También es fundamental anticipar y acompañar. Explicar lo que va a pasar (“Hoy veremos menos dibujos, pero luego jugamos juntos”) y mantener la calma cuando aparece la frustración y acompañarla. Y esa es otra pieza clave: predicar con el ejemplo; guardar el móvil durante las comidas, las rutinas o los momentos de juego compartido es la forma más poderosa de enseñar autorregulación.

Reducir pantallas no es una batalla, es un proceso de acompañamiento. Cuando lo hacemos con coherencia y conexión, el cerebro infantil aprende a autorregularse y la familia entera recupera algo mucho más valioso que el silencio: la calma, la presencia y el vínculo.

La realidad es que las pantallas es el único recurso que tienen muchas familias en las que los dos progenitores trabajan y no tienen ayuda de ningún tipo en casa. ¿Cómo gestionar la situación en estos casos?

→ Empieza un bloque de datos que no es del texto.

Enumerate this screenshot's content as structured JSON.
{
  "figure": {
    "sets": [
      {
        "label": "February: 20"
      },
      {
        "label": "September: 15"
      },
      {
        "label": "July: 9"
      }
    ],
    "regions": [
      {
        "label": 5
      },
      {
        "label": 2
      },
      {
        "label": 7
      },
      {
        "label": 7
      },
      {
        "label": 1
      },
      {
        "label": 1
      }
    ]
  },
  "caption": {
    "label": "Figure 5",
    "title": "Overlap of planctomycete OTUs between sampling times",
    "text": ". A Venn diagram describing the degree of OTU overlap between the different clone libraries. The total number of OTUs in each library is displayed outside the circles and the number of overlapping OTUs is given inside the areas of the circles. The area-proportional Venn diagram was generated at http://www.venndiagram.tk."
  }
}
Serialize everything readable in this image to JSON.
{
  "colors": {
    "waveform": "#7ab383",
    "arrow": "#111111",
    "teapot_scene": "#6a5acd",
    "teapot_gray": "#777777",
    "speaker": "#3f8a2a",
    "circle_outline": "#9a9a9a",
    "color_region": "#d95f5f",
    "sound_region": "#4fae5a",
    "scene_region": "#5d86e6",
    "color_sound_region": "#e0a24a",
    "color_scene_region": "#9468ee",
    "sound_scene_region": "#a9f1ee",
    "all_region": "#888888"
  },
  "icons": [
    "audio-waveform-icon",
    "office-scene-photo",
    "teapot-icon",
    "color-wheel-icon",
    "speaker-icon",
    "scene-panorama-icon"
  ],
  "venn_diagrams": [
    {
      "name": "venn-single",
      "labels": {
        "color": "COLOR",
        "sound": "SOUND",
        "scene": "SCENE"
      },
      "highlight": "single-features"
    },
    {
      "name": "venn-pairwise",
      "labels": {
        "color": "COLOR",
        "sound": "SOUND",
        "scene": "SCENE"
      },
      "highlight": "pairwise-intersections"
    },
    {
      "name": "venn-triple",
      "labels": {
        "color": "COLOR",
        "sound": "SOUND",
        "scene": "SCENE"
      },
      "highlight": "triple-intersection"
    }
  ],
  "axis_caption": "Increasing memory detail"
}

Es la realidad de muchas familias, ya que cuando ambos progenitores trabajan y no hay ayuda, las pantallas se convierten en un recurso fácil y accesible para poder atender lo urgente. Pero aunque a corto plazo parezca una solución, a largo plazo suelen traer más dificultades. Algunos pequeños cambios que recomiendo es anticipar y estructurar el uso: no dejar las pantallas “a demanda”, sino decidir juntos cuándo y cuánto tiempo se verán. Cuando un niño o una niña sabe, por ejemplo, que podrá ver dibujos después de comer, se reduce el conflicto y se entrena la capacidad de esperar.

El segundo paso es ofrecer alternativas reales. Hay muchas actividades y juegos fáciles que estimulan el cerebro de forma saludable, como las que enseño en mi programa de estimulación sin pantallas BrainyPlay. Todas ellas ayudan a desarrollar todas las habilidades de nuestros niños y niñas y también sus funciones ejecutivas. También es fundamental cuidar los momentos compartidos. Aunque el tiempo sea poco, diez minutos de conexión real —una conversación, un cuento, una receta juntos o una mirada presente— valen mucho más que una hora de presencia distraída.

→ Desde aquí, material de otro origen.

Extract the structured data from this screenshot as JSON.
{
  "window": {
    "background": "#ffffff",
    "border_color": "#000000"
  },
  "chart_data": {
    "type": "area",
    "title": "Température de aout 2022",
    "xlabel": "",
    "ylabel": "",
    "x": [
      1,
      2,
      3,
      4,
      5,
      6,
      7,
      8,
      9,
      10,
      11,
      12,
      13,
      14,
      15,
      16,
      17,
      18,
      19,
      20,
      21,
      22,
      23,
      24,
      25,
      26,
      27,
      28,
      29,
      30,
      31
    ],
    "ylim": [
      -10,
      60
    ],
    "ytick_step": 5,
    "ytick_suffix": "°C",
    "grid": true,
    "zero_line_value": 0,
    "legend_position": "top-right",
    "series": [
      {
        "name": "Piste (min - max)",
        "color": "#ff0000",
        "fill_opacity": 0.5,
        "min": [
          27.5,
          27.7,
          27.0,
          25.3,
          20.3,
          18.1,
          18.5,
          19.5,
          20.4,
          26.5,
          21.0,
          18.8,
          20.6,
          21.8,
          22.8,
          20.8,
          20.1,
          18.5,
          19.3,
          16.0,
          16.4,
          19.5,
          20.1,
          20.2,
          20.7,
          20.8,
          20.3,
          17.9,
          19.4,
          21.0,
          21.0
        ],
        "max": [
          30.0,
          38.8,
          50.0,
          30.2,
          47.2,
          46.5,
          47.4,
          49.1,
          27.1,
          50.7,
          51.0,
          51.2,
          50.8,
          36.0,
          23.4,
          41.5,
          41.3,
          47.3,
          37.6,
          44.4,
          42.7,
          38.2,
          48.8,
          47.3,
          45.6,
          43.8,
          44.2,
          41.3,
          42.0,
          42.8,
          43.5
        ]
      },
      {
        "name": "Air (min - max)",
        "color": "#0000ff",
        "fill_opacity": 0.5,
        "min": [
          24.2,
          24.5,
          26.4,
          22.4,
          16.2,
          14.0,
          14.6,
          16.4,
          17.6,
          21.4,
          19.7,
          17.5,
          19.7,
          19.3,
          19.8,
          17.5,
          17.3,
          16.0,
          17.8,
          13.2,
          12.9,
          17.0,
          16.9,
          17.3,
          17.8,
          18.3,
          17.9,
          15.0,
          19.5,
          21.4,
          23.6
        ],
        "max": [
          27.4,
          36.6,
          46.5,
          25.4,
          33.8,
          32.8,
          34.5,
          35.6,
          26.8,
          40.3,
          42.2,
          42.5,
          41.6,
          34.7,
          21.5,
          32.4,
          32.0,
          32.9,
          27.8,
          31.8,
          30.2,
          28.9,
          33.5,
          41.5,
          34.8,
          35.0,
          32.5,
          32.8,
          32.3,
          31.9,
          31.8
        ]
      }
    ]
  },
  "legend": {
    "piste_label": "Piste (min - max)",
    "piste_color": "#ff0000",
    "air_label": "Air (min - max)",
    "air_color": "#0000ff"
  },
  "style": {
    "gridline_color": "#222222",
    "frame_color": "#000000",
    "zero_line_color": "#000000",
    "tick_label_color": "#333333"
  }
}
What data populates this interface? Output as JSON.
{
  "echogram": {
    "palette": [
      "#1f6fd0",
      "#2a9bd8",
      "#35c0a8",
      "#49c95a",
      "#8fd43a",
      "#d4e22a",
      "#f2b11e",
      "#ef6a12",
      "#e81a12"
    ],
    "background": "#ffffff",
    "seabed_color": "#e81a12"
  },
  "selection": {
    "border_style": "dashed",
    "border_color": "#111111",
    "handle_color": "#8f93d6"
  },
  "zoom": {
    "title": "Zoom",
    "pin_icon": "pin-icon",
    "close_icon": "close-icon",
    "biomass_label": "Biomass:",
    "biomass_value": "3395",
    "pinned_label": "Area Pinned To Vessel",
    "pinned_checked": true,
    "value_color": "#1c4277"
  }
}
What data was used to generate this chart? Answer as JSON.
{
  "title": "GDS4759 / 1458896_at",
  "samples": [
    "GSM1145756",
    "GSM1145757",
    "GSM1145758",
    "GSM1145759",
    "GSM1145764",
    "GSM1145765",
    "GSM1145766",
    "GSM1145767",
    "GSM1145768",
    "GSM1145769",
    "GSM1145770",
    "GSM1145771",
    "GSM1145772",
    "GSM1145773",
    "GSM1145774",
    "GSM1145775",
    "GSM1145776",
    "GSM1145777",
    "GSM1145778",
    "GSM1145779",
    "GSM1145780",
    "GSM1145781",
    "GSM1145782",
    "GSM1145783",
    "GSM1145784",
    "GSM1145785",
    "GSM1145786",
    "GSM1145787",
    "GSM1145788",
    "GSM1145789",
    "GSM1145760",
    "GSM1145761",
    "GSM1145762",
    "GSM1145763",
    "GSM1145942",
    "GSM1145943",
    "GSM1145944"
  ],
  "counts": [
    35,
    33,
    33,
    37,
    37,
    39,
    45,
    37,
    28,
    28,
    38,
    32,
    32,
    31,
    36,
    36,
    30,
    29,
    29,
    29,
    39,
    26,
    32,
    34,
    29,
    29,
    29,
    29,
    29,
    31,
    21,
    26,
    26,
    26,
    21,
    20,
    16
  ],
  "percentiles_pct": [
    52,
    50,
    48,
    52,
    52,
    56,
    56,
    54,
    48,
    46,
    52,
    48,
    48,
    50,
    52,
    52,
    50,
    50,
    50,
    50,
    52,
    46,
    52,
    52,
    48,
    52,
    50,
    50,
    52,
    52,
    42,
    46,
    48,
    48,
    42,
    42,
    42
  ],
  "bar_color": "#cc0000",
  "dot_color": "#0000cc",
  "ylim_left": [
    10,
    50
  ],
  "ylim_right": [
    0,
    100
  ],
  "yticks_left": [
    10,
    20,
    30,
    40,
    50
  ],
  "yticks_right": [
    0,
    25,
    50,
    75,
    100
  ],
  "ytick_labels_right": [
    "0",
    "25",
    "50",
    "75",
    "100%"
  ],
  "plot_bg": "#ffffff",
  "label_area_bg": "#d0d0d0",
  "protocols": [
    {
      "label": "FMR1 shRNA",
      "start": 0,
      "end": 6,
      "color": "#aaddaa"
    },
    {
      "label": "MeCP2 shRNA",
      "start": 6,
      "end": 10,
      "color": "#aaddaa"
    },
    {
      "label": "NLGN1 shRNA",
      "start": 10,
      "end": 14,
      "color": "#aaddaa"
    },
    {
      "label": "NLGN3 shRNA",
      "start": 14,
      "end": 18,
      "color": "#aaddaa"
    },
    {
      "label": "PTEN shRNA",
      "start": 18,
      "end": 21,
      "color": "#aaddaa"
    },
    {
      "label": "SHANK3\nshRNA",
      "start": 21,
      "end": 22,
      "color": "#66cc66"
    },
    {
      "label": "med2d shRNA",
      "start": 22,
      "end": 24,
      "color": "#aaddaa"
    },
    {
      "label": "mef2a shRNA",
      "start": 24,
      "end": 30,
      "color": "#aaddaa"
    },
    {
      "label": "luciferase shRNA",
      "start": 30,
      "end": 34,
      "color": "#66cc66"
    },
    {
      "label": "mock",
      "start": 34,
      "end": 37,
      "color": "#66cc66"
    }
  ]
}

Y, por último, conviene evitar las pantallas en los momentos clave del día: durante las comidas, antes de dormir y al despertar. Esos espacios son esenciales para el neurodesarrollo. Y con esto no se está demonizando las pantallas y la perfección en la crianza, ya que no se trata de eso. Se trata de hacerlo consciente, de entender que cada pequeño gesto suma. Cuando las pantallas dejan de ser el centro y vuelven las experiencias reales, el cerebro se regula, las rabietas disminuyen y la conexión familiar se fortalece. Es vital usar la tecnología como apoyo, no como sustituto. 

¿Hay una manera ‘saludable’ de utilizar las pantallas por parte de los niños?

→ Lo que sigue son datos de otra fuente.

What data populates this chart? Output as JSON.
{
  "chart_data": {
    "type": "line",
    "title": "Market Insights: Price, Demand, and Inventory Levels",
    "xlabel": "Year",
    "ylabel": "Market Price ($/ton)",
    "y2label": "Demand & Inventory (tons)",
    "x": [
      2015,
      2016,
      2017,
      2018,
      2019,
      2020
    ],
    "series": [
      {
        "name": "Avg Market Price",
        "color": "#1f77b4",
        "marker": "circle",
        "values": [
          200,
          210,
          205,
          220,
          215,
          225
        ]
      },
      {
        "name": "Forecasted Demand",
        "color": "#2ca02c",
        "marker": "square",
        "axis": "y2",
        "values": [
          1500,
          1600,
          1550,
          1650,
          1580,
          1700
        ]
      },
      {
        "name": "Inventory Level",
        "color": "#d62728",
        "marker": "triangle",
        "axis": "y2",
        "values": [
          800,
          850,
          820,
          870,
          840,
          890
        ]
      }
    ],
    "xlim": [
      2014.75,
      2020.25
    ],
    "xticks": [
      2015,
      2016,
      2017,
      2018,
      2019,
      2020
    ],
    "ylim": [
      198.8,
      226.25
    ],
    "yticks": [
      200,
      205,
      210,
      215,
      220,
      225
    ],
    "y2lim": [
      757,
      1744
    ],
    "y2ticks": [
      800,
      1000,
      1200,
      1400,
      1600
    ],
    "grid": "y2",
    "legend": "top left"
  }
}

Durante los primeros años de vida, no. Las pantallas no son una herramienta educativa, y cuanto menos y más tarde se introduzcan, mejor. El cerebro infantil necesita experiencias reales —tocar, moverse, hablar, aburrirse, crear— para desarrollarse de forma sana. Ninguna aplicación o vídeo puede reemplazar eso.

La Asociación Española de Pediatría recuerda que antes de los seis años no existe ningún tiempo ni contenido de pantalla que pueda considerarse seguro, ya que la exposición temprana puede alterar el sueño, la atención y el desarrollo del lenguaje, entre otras. A partir de esa edad, sí puede haber un uso muy puntual y siempre acompañado por una persona adulta, por ejemplo, ver juntos un vídeo corto para aprender a dibujar algo, cocinar una receta o un vídeo explicativo sobre los dinosaurios. En esos casos, la pantalla se convierte en una herramienta de apoyo, no en una forma de entretener.

También importa el tipo de dispositivo. Si se usa, es preferible que sea una televisión sin manipulación directa, en lugar de una tablet o un móvil, que sobreestimulan por su cercanía, brillo y formato táctil e interacción inmediata. En Educar con cerebro y en el Club BrainyFamily insisto siempre en lo mismo: primero el mundo, después la pantalla ya que las experiencias reales son las que construyen el cerebro infantil. Las pantallas pueden esperar.La infancia, no.